Staub zieht über eine vertrocknete ehemalige Waldfläche an der Autobahn A9 bei Fichtenwalde in Brandeburg, die bei einem Feuer 2018 abgebrannt war. Foto: Ralf Hirschberger/dpa

Der Tag des Baumes am 25. April steht unter keinem guten Stern: Viele Bäume leiden noch immer unter den Spätfolgen des Dürrejahres 2018, haben Stress oder sterben. Und 2019 könnte es noch mal schlimmer werden.

Stuttgart - Der Dürresommer hat Deutschlands Wäldern extrem zugesetzt. Nach den Berechnungen von Klimaforschern wird es künftig häufiger extreme und lang anhaltende Trockenheitsphasen wie 2018 geben.

Die Schäden solcher Jahre zeigen sich schon jetzt: Viele neu gepflanzte Bäume haben nicht mal den Winter überlebt und sind verdorrt und vertrocknet, wie die Schutzgemeinschaft Deutscher Wald berichtet.

„Auf anhaltende Dürren sind unsere Wälder nicht eingestellt“

Wir sprachen mit Jerg Hilt, Geschäftsführer der Forstkammer Baden-Württemberg Waldbesitzerverband, über die Lage der Wälder im Südwesten.

Herr Hilt, wie stehen Baden-Württembergs Wälder nach dem Dürrejahr 2018 da?

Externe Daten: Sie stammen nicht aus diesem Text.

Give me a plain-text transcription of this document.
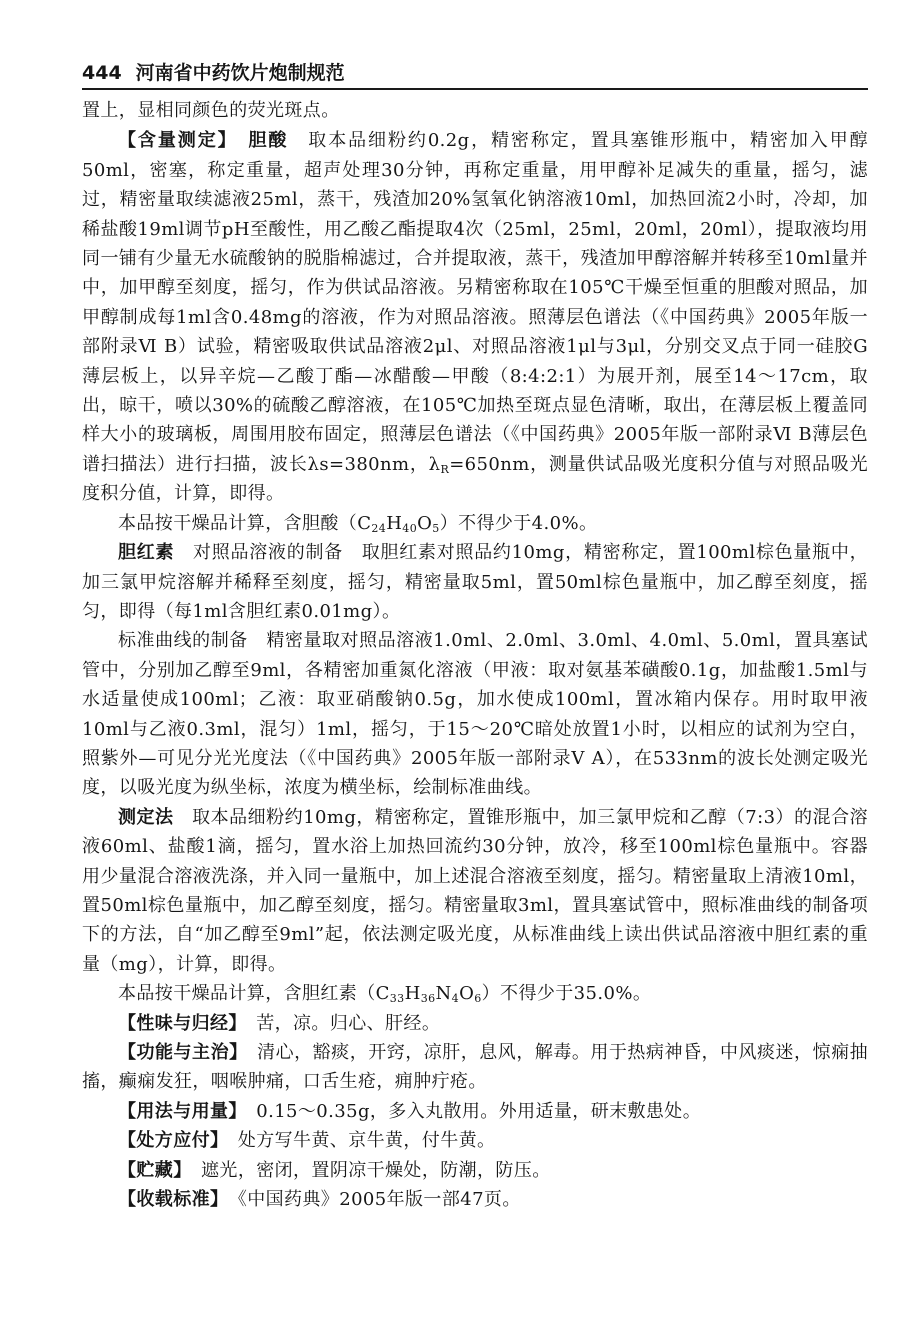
444 河南省中药饮片炮制规范

置上，显相同颜色的荧光斑点。

【含量测定】　 胆酸　 取本品细粉约0.2g，精密称定，置具塞锥形瓶中，精密加入甲醇50ml，密塞，称定重量，超声处理30分钟，再称定重量，用甲醇补足减失的重量，摇匀，滤过，精密量取续滤液25ml，蒸干，残渣加20%氢氧化钠溶液10ml，加热回流2小时，冷却，加稀盐酸19ml调节pH至酸性，用乙酸乙酯提取4次（25ml，25ml，20ml，20ml），提取液均用同一铺有少量无水硫酸钠的脱脂棉滤过，合并提取液，蒸干，残渣加甲醇溶解并转移至10ml量并中，加甲醇至刻度，摇匀，作为供试品溶液。另精密称取在105℃干燥至恒重的胆酸对照品，加甲醇制成每1ml含0.48mg的溶液，作为对照品溶液。照薄层色谱法（《中国药典》2005年版一部附录Ⅵ B）试验，精密吸取供试品溶液2μl、对照品溶液1μl与3μl，分别交叉点于同一硅胶G薄层板上，以异辛烷—乙酸丁酯—冰醋酸—甲酸（8:4:2:1）为展开剂，展至14～17cm，取出，晾干，喷以30%的硫酸乙醇溶液，在105℃加热至斑点显色清晰，取出，在薄层板上覆盖同样大小的玻璃板，周围用胶布固定，照薄层色谱法（《中国药典》2005年版一部附录Ⅵ B薄层色谱扫描法）进行扫描，波长λs=380nm，$\lambda_R=650nm$，测量供试品吸光度积分值与对照品吸光度积分值，计算，即得。

本品按干燥品计算，含胆酸$(C_{24}H_{40}O_5)$不得少于4.0%。

胆红素　 对照品溶液的制备　取胆红素对照品约10mg，精密称定，置100ml棕色量瓶中，加三氯甲烷溶解并稀释至刻度，摇匀，精密量取5ml，置50ml棕色量瓶中，加乙醇至刻度，摇匀，即得（每1ml含胆红素0.01mg）。

标准曲线的制备　精密量取对照品溶液1.0ml、2.0ml、3.0ml、4.0ml、5.0ml，置具塞试管中，分别加乙醇至9ml，各精密加重氮化溶液（甲液：取对氨基苯磺酸0.1g，加盐酸1.5ml与水适量使成100ml；乙液：取亚硝酸钠0.5g，加水使成100ml，置冰箱内保存。用时取甲液10ml与乙液0.3ml，混匀）1ml，摇匀，于15～20℃暗处放置1小时，以相应的试剂为空白，照紫外—可见分光光度法（《中国药典》2005年版一部附录Ⅴ A），在533nm的波长处测定吸光度，以吸光度为纵坐标，浓度为横坐标，绘制标准曲线。

测定法　 取本品细粉约10mg，精密称定，置锥形瓶中，加三氯甲烷和乙醇（7:3）的混合溶液60ml、盐酸1滴，摇匀，置水浴上加热回流约30分钟，放冷，移至100ml棕色量瓶中。容器用少量混合溶液洗涤，并入同一量瓶中，加上述混合溶液至刻度，摇匀。精密量取上清液10ml，置50ml棕色量瓶中，加乙醇至刻度，摇匀。精密量取3ml，置具塞试管中，照标准曲线的制备项下的方法，自“加乙醇至9ml”起，依法测定吸光度，从标准曲线上读出供试品溶液中胆红素的重量（mg），计算，即得。

本品按干燥品计算，含胆红素$(C_{33}H_{36}N_4O_6)$不得少于35.0%。

【性味与归经】　 苦，凉。归心、肝经。

【功能与主治】　 清心，豁痰，开窍，凉肝，息风，解毒。用于热病神昏，中风痰迷，惊痫抽搐，癫痫发狂，咽喉肿痛，口舌生疮，痈肿疔疮。

【用法与用量】　 0.15～0.35g，多入丸散用。外用适量，研末敷患处。

【处方应付】　 处方写牛黄、京牛黄，付牛黄。

【贮藏】　 遮光，密闭，置阴凉干燥处，防潮，防压。

【收载标准】　 《中国药典》2005年版一部47页。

Der Dürresommer 2018 hat erhebliche Schäden an allen Baumarten in Baden-Württemberg verursacht. Wir haben deutliche Probleme an Fichten, Tannen, Kiefern und Buchen. Drei Millionen Festmeter Schadholz waren 2018 im Südwesten angefallen – das sind ein Drittel des durchschnittlichen Gesamteinschlags von neun Millionen Festmeter. Wenn das in diesem Jahr so weitergeht und die Schäden noch zunehmen, ist das sehr kritisch.

Was bedeutet diese hohe Schadholzmenge für die Waldbesitzer und Forstindustrie?

Es ist mit einem deutlich höheren Aufwand verbunden, das Holz aus dem Wald zu holen. Gleichzeitig sind die Erlöse niedriger und die Folgekosten für die Wiederaufforstung höher.

Wie groß sind die durch die lang anhaltende Trockenheit des vergangenen Jahres angerichteten Schäden?

Im Moment kann man davon ausgehen, dass es keine Waldfläche in Baden-Württemberg gibt, die nicht unter dem Hitzestress leidet. Wir haben diese Schäden aber nicht nur in Baden-Württemberg und in Deutschland, sondern in ganz Europa.

Sonniges Wetter ist gut fürs menschliche Gemüt. Was bedeuten die vielen schönen Tage für die Bäume?

Die Ostertage waren für die Menschen herrlich, aber für den Wald ein schlechtes Signal. Wenn es so weitergeht, stellt sich die Frage, wie wir unsere Wälder noch erhalten können. Auf anhaltende Dürren sind unsere Baumarten und Wälder nicht eingestellt. Deshalb laufen Untersuchungen mit anderen Baumarten.

. . . die aber wahrscheinlich keine schnellen Resultate bringen.

Selbst wenn man neue Baumarten findet, können die nicht von heute auf morgen angebaut werden. Es ist in der Forstwirtschaft nicht wie in der Landwirtschaft, in der man jedes Jahr die Feldfrucht wechseln kann. Wir arbeiten in sehr langen Zeiträumen.

Welche Schäden stellen Sie an den heimischen Wäldern fest?

Bei vielen Baumarten ist es nicht so, dass sie infolge eines Dürrejahres vertrocknen wie Wiesen in der Sonne. Bäume erleiden durch Trockenheit Schäden – etwa an der Feinwurzelmasse in der Erde, die geschädigt wird. Laubbäume haben weniger Wasser, das Laub fällt früher ab. Nadelbäume produzieren weniger Harz, mit der sie sich gegen Schädlinge wehren können. Dadurch ergeben sich in den Folgejahren zunehmende Schäden. Die Bäume werden geschwächt und anfällig für Schädlinge. Das ist genau das, was wir beobachten. Und wir haben die große Sorge, dass sich diese Entwicklung weiter verstärkt.